Le zoo

Le zoo

L’automne est enfin là. Couleurs des feuillages, brume, fraîcheur, tout un panel de beauté faisant presque oublier les vacances, et la crise sanitaire. Soudain, un lièvre-argent déboule d’un fourré, fuyant à toute vitesse un renard-politique, bavant d’envie, étant au maximum de ses possibilités physiques. Il faut dire que le renard-politique est un bel animal. Prenant soin de son apparence, entouré d’esthéticiennes, il se targue d’être rusé, sans toutefois l’afficher, sa prestance résumant tout. Sa nourriture préférée est le lièvre-argent, dont il raffole, et lui procure satiété, richesse et pouvoir. Mais le lièvre-argent est malin aussi, rapide, et moqueur. Elevé dans les enclos-banquiers de Wall-Street, et autres Bourses, il a été également l’objet d’attentions et de soins pour en faire un alléchant appât. La course folle de nos deux compères est régulièrement commentée dans la presse par les pintades-média, faisant preuve régulièrement d’élogieuses colonnes dans les journaux. Parfois, au bord de la piste, admirant les deux athlètes avec autant d’ironie narquoise que de jouissance grotesque, un cochon-milliardaire, havane à 450 dollars au coin du groin, pousse des grouik de satisfaction en se frottant la panse tendue au maximum. Même si des dindons lanceurs d’alertes gloussent à qui mieux mieux, ils sont aussitôt raillés et éreintés par les pintades-média, ayant l’outrecuidance d’un incroyable culot.
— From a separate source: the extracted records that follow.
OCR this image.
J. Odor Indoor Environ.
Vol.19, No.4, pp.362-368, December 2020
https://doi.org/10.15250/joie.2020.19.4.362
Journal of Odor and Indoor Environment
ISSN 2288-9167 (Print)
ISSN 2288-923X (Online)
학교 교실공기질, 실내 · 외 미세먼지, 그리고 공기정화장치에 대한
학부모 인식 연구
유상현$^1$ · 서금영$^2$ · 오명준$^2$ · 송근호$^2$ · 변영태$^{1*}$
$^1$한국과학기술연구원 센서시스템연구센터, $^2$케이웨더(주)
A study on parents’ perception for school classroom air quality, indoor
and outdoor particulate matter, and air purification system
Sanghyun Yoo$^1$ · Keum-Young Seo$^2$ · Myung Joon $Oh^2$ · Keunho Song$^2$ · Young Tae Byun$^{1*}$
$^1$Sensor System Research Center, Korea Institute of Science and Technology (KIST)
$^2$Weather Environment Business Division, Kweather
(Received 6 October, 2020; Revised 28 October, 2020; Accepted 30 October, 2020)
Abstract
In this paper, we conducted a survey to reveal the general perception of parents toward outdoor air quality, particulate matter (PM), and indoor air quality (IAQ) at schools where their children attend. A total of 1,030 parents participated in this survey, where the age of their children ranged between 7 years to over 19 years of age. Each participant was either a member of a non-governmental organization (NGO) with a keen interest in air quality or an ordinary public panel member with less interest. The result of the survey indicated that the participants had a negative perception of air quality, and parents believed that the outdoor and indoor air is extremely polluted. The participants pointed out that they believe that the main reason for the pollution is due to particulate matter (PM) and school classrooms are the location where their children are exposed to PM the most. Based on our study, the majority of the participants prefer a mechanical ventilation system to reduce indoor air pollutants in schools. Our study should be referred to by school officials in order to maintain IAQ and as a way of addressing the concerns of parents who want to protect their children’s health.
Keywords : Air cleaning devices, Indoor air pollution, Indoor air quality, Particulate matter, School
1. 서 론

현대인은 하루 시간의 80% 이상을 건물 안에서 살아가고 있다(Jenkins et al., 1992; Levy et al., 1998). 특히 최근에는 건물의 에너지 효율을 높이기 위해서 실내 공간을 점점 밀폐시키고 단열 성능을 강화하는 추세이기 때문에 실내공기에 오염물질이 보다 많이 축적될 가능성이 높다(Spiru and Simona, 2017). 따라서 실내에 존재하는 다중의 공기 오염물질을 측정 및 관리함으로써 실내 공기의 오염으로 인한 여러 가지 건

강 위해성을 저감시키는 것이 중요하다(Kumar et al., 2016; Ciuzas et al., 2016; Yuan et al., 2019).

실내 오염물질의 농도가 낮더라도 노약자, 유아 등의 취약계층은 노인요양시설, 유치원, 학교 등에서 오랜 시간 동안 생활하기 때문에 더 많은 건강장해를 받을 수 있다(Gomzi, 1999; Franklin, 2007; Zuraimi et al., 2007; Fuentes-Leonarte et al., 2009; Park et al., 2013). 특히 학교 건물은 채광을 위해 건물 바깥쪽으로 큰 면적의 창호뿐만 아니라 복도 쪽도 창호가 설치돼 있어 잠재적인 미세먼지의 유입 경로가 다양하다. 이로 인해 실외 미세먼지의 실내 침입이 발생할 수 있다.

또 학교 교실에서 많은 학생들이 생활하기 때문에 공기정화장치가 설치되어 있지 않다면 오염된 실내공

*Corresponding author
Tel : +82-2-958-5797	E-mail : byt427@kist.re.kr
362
Pendant que cette stupide compétition se déroule, surveillée de près par des poulets, derrière les grilles du grand stade, les mulots, les rats, les cloportes se terrent dans leurs abris, espérant sans trop y croire vraiment, la fin de ce cauchemar. Sur un petit monticule de terre, une fourmi rouge assiste à la scène et d’une voix grommelée dit : Lénine, reviens, ils sont devenus fous. Puis s’enfonce dans l’ouverture de sa fourmilière.

Le soir, après la brune, la nuit ayant lentement déployé son linceul, les cris nocturnes des hyènes-tradeurs, des lions-boursiers, retentissent férocement, en se lançant à la poursuite de lièvres-argent blessés ou malades et autres proies précieuses et nécessaires à la puissance de maîtres de la jungle.